Dadurch wirken die Arbeiten von Gabriel Isak, auch ohne intensives Studium von C. G. Jungs Schriften, wahrscheinlich genau so wie es Jung gewollt hätte: Auf der Ebene eines kollektiven Gedächtnisses versteht man die Bilder und setzt sie zu eigenen Erlebens- und Verhaltensweisen in Bezug.

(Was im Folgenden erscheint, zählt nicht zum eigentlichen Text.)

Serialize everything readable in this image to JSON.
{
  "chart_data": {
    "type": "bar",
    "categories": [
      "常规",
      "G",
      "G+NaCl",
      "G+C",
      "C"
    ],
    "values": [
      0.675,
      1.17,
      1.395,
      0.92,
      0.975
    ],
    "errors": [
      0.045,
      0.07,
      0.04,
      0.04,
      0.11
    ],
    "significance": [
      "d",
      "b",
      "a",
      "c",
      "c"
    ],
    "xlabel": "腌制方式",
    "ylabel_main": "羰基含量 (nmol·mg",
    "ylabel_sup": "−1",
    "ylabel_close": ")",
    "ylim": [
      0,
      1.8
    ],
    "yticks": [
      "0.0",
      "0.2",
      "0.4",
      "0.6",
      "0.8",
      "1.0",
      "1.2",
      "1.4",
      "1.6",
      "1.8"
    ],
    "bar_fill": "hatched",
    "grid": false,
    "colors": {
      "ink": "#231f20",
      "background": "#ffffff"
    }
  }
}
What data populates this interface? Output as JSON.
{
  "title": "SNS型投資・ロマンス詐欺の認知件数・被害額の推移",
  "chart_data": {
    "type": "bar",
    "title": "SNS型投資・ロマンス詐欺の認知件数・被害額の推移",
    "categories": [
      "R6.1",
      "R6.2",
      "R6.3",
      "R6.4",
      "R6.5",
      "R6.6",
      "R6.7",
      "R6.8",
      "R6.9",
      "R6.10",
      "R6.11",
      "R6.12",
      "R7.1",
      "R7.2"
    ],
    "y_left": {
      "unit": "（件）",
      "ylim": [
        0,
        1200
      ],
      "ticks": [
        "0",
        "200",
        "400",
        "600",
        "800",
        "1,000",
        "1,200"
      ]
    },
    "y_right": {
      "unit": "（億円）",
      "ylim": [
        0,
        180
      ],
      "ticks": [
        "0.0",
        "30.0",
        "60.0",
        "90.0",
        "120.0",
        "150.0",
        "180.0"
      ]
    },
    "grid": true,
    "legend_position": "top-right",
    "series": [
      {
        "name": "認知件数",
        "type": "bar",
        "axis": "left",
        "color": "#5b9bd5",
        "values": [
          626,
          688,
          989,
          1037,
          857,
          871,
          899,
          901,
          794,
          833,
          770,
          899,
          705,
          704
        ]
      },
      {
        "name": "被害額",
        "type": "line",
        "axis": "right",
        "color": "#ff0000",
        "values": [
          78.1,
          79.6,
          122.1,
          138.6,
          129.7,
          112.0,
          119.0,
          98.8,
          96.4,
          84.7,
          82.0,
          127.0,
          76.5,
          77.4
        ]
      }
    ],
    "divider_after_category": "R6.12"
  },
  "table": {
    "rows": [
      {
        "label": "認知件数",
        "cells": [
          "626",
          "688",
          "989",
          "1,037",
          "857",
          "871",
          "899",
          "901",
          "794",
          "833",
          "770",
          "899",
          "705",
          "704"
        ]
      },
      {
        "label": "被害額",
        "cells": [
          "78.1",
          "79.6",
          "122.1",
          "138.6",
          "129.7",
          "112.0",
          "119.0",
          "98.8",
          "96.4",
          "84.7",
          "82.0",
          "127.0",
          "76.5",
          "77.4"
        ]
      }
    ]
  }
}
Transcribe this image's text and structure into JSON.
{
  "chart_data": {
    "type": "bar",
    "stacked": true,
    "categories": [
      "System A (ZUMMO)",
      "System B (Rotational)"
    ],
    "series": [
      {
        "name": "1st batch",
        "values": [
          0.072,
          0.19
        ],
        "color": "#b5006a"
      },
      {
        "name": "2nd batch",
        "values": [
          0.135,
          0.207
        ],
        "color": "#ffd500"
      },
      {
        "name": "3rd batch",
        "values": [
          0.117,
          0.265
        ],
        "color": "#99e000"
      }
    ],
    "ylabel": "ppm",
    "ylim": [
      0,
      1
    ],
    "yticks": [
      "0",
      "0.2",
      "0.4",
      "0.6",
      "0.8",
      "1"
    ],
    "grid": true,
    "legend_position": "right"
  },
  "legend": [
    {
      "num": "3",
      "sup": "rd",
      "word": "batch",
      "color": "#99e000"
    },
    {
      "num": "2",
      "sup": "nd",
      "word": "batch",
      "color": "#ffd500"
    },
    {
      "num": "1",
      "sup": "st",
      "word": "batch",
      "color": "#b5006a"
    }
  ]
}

Über ein visuelles Medium, die künstlerische Fotografie, kann also eine Auseinandersetzung mit dem eigenen Schatten ermöglicht werden. Ich bin mir nicht ganz sicher, will aber mutmaßen, dass C. G. Jung Gabriel Isak gern auf die Schulter geklopft hätte.
Ich schüttele ihm dazu noch die Hand und freue mich, dass ein junger Fotograf nicht nur eine ästhetische, sondern auch inhaltlich interessante Arbeit geschaffen hat. Von Gabriel Isak werden wir sicher noch einiges hören.
Gabriel Isak studiert derzeit in San Francisco Fotografie an der Academy of Art University. Seine Arbeiten kann man auf seiner Webseite besichtigen.